Data cleaning


Some guidelines for cleaning your data: 

  • Open the file and look at the data description to be sure they fit to each other. Do the data comply with the GDPR?
  • How are the missing value encoded ? Be careful, there can be several types of missing values (« I don’t want to answer » is not the same as « I don’t know the answer»).
  • Individuals/observations are in line and not in column.
  • The colum names should be written on one line and not two (it will help for a potential importation).
  • Withdraw the useless lines and columns (and avoid to leave empty columns in the middle of the data).
  • Look at the data types : there should be only one per column.
  • If you import the data, check if there are the same before and after the importation. For example, you should have the same number of lines and of columns.

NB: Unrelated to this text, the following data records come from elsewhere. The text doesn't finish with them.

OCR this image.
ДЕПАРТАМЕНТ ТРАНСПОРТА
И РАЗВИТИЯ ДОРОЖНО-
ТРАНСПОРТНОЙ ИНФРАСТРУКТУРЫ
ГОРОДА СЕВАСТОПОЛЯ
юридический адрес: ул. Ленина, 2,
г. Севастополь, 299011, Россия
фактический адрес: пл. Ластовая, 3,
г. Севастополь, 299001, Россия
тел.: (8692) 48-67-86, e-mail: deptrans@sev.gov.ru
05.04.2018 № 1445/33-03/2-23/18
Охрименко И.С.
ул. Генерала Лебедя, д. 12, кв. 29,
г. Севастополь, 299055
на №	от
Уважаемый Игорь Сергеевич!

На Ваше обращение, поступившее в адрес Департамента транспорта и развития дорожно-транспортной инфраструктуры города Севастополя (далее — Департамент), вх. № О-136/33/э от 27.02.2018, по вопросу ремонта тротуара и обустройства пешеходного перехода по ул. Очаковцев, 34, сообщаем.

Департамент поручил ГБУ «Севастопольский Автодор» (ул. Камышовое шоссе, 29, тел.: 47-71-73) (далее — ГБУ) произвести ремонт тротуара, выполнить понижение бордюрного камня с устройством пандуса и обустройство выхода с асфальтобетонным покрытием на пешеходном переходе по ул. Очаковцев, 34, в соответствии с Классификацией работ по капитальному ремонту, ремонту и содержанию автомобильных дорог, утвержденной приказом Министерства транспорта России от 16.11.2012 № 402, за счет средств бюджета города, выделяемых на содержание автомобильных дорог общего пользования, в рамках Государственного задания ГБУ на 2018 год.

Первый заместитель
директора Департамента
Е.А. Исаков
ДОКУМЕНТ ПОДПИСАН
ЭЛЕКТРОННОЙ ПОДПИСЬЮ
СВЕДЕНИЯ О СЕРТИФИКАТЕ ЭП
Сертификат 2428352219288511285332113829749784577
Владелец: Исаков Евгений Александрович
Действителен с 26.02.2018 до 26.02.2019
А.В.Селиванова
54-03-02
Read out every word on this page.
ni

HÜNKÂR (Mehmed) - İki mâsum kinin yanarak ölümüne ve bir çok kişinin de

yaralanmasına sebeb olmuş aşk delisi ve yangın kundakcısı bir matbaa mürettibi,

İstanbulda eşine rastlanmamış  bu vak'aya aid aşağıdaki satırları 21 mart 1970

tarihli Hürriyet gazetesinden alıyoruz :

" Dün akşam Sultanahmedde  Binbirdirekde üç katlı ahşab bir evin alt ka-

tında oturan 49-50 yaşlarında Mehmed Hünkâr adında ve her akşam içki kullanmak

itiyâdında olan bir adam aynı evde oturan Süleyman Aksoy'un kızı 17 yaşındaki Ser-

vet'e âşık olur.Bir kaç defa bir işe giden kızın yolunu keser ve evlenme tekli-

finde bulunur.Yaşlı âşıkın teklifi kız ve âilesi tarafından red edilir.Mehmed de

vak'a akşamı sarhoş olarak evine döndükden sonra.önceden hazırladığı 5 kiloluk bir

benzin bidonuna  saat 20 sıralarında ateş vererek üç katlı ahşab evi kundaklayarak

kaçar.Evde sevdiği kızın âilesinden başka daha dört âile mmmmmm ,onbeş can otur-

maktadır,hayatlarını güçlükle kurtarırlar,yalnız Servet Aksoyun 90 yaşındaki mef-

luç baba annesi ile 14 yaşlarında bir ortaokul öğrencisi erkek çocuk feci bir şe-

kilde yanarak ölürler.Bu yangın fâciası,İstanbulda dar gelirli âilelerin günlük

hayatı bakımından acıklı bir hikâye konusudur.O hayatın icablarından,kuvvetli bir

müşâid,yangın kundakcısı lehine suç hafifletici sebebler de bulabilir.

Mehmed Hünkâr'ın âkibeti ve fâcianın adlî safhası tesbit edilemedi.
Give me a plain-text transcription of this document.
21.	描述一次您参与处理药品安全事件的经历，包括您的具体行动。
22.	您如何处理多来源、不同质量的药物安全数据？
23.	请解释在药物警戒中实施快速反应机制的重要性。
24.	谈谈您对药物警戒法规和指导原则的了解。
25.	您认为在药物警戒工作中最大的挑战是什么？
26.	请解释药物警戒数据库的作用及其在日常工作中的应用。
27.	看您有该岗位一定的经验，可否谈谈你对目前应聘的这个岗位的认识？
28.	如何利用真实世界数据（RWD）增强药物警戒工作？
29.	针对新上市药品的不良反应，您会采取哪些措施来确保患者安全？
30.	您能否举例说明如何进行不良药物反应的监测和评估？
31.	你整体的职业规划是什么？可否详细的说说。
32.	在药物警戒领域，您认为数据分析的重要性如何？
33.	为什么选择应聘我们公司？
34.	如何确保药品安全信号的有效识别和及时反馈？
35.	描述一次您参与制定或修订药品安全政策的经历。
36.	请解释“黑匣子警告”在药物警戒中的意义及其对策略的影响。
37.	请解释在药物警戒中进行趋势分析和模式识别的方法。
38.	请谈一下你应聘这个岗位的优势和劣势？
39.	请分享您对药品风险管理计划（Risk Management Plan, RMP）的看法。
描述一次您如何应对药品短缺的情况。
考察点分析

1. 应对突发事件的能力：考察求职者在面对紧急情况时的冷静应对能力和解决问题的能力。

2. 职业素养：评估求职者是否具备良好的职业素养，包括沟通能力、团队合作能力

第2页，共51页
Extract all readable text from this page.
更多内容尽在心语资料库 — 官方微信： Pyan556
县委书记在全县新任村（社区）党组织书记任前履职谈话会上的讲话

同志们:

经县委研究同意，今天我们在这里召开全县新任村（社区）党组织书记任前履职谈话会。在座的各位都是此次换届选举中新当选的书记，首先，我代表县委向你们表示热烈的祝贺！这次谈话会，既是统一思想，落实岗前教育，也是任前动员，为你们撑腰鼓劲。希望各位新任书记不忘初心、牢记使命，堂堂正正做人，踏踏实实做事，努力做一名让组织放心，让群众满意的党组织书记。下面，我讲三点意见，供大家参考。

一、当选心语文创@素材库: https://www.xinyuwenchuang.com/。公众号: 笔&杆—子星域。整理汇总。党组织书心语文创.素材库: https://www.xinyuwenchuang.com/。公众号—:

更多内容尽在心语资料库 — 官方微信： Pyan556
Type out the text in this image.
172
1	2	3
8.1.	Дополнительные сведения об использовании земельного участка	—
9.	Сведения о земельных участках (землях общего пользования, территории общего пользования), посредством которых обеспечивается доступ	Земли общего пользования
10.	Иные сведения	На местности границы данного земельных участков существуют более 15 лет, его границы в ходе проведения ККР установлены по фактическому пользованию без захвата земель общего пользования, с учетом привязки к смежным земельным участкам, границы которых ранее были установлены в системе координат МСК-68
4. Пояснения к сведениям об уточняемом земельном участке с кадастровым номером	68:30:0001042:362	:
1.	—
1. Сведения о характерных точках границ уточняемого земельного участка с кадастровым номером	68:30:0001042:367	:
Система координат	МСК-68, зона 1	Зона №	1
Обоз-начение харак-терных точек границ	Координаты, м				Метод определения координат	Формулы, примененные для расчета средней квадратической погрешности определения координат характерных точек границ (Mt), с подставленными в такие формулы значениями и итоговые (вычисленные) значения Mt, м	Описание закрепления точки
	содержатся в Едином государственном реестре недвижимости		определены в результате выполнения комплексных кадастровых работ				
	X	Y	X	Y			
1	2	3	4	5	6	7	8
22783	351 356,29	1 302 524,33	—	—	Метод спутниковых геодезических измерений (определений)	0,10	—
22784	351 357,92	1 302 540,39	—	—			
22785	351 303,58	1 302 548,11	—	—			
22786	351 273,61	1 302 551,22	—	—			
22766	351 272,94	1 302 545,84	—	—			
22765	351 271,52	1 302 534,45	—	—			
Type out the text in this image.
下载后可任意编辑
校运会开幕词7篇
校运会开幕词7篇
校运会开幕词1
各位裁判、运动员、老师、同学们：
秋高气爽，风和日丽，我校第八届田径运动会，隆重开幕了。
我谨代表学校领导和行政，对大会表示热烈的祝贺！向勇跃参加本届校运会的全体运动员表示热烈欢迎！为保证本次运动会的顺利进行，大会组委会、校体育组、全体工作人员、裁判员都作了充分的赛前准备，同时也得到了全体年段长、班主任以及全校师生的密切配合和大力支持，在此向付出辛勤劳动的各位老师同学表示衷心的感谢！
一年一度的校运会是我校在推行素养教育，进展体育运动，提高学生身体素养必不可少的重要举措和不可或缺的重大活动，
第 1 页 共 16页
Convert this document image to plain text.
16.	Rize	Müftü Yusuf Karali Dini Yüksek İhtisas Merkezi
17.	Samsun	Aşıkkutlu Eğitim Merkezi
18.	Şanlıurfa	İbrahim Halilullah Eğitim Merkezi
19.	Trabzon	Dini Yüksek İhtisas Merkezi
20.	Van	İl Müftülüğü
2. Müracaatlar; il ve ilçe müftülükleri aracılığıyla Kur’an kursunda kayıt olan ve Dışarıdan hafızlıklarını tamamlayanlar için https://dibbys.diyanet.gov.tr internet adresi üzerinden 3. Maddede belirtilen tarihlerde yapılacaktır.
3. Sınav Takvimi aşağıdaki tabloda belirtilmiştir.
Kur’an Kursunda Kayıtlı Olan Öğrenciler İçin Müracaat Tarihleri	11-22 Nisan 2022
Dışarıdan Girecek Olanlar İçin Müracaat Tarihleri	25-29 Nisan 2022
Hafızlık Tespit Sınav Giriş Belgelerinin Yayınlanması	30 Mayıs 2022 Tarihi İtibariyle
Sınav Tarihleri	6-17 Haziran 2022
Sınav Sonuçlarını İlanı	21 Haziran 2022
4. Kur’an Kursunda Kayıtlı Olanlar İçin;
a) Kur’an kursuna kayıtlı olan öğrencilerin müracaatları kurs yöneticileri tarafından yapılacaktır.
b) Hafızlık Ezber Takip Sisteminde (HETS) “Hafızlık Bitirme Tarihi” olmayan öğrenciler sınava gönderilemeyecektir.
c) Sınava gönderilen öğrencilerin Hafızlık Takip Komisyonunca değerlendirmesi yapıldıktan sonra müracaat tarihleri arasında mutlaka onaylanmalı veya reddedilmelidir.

  • For numerical variables, compute summary statistics (minimum, mean, main quantiles, maximum, boxplots, histograms, ...) and check if the taken values are possible (e.g. : a negative value as a number of heart beats).
  • Check the levels of the categorical variables, especially if there are some differences in the way they are written (e.g. : Belgium is different from belgium).
  • Look for duplicated observations.
  • Look for consistency between your variables(e.g : marital status = single but in the column other marital status the person wrote married).
  • You should always document the changes in your data. Keep them in a file with your data.